The Dish Selection Cabinet at Level 16 lets you pick any base main dish from the lobby rather than randomizing. This is huge for long-term progression and franchise chains because you can now reliably build toward specific automation setups without hoping the right dish appears.
Getting to Franchise: The 15-Day Checkpoint
Franchising happens at Day 15 (or later, depending on your settings). Before you get there, here’s what a healthy intermediate run looks like around Day 12:
Your kitchen has at least 4-6 Grabbers running a core automation chain. Your tables are upgraded to Simple Cloth (solo) or Fancy Cloth (multiplayer).

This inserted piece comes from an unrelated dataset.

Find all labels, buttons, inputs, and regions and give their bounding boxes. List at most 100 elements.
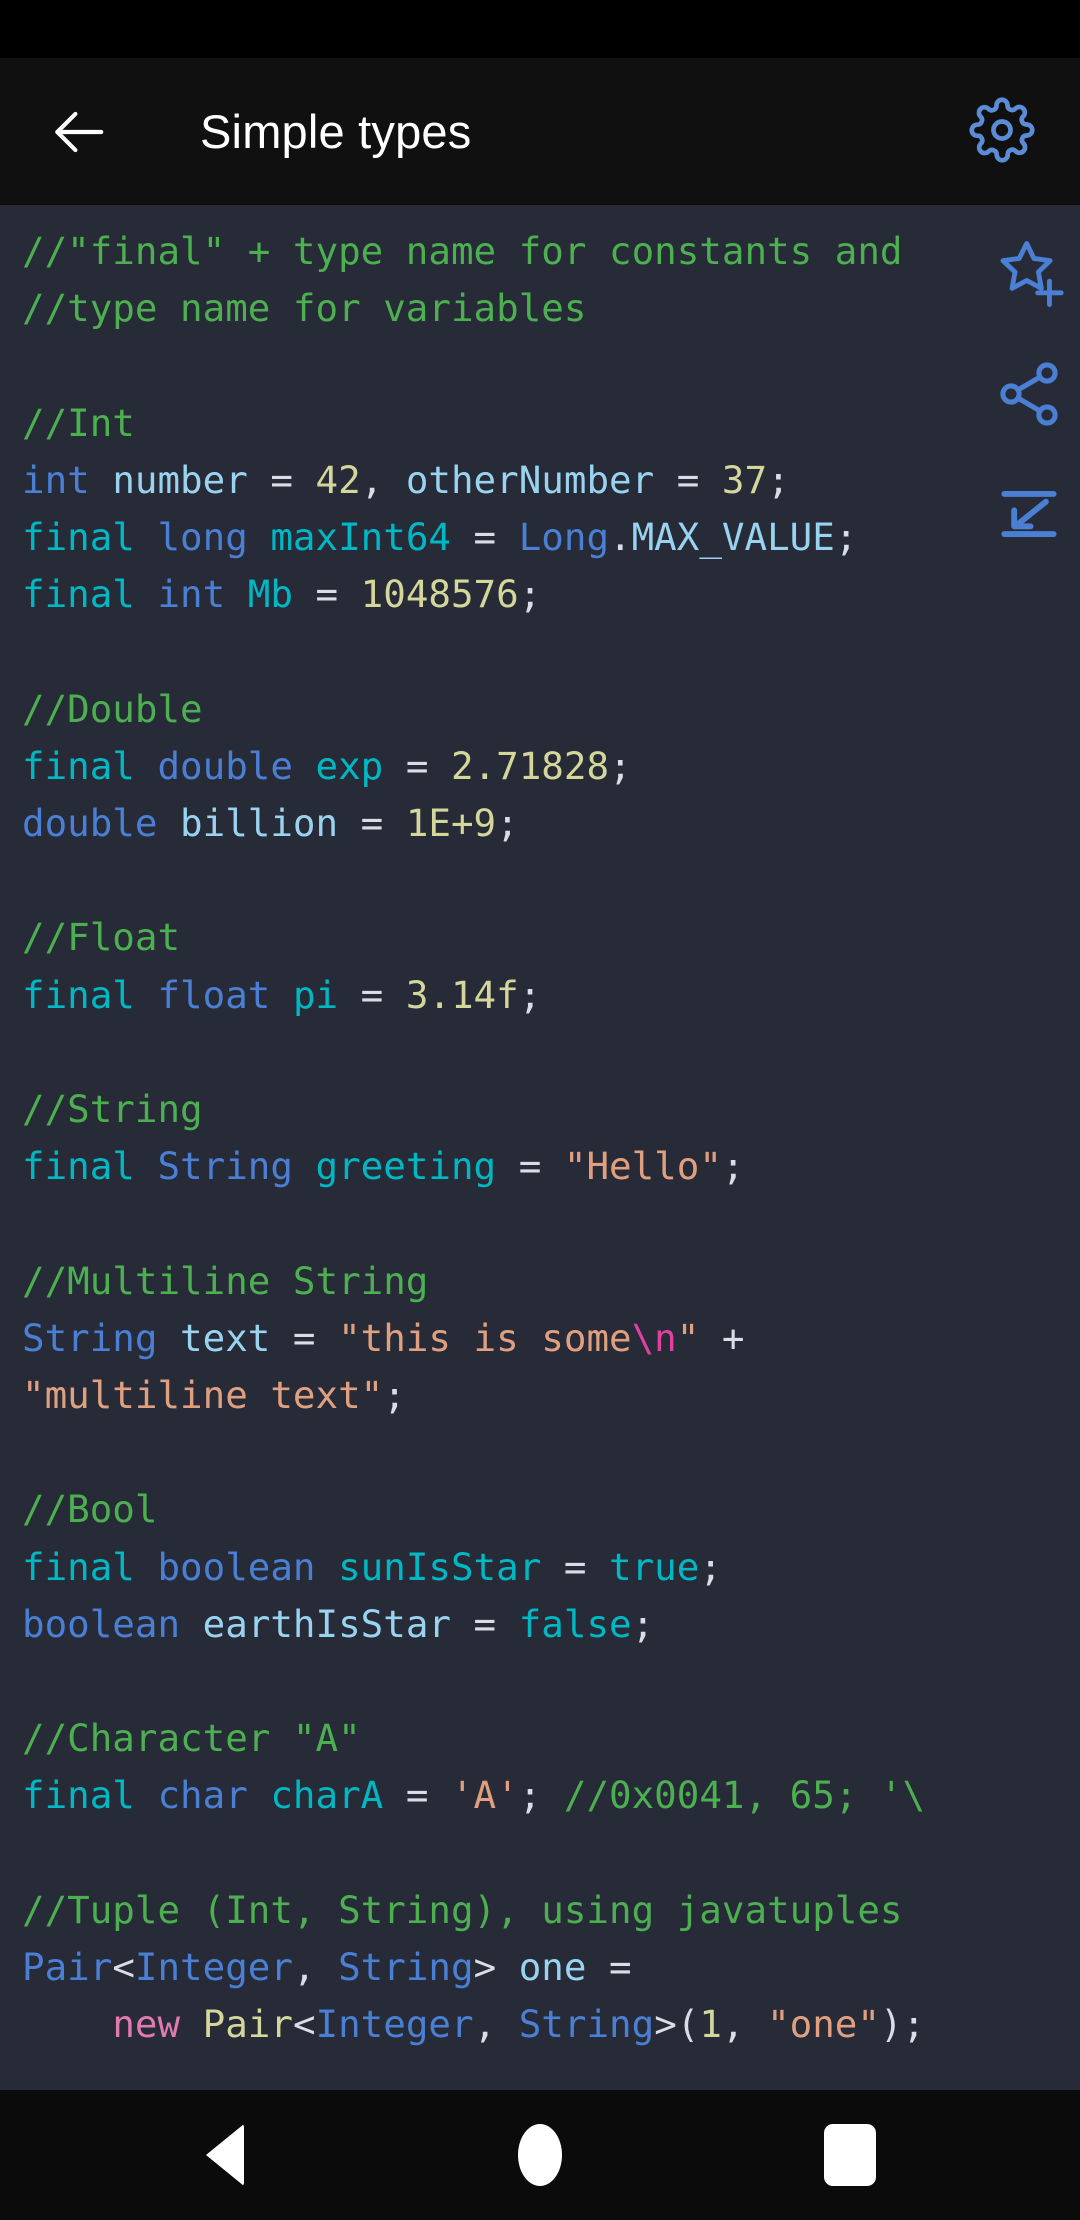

You’ve maxed or nearly maxed one decoration theme, ideally Exclusive. A Soaking Sink is cleaning plates automatically. Your Frozen Prep Station has 2-4 batches of a common side prepped overnight. You’re serving comfortably with a minute or two of breathing room at the end of each day.
If you’re still scrambling every single day with no breathing room, something in your kitchen needs to be automated before you hit Overtime. The gap between Day 15 and OT Day 10 is almost entirely decided by how much of your kitchen can run without you touching it.
One More Thing: Play the Dish You Like
Everything in this guide is about efficiency, automation, and making smart decisions. But the honest truth is that PlateUp! is also just a fun game, and playing a dish you actually enjoy makes the hours feel different.
Stir Fry is complicated and stressful and pays well. Pies are clean and satisfying. Breakfast has a nostalgic vibe that just feels good to run. Fish is oddly meditative once you get Display Stands sorted.
Pick the dish you want to cook. Use the strategies here to make it work. The best run you ever have in this game will probably be one where the dish clicked and the automation came together and everything just flowed, and that’s true regardless of what the meta says.
Now go burn something and figure out why.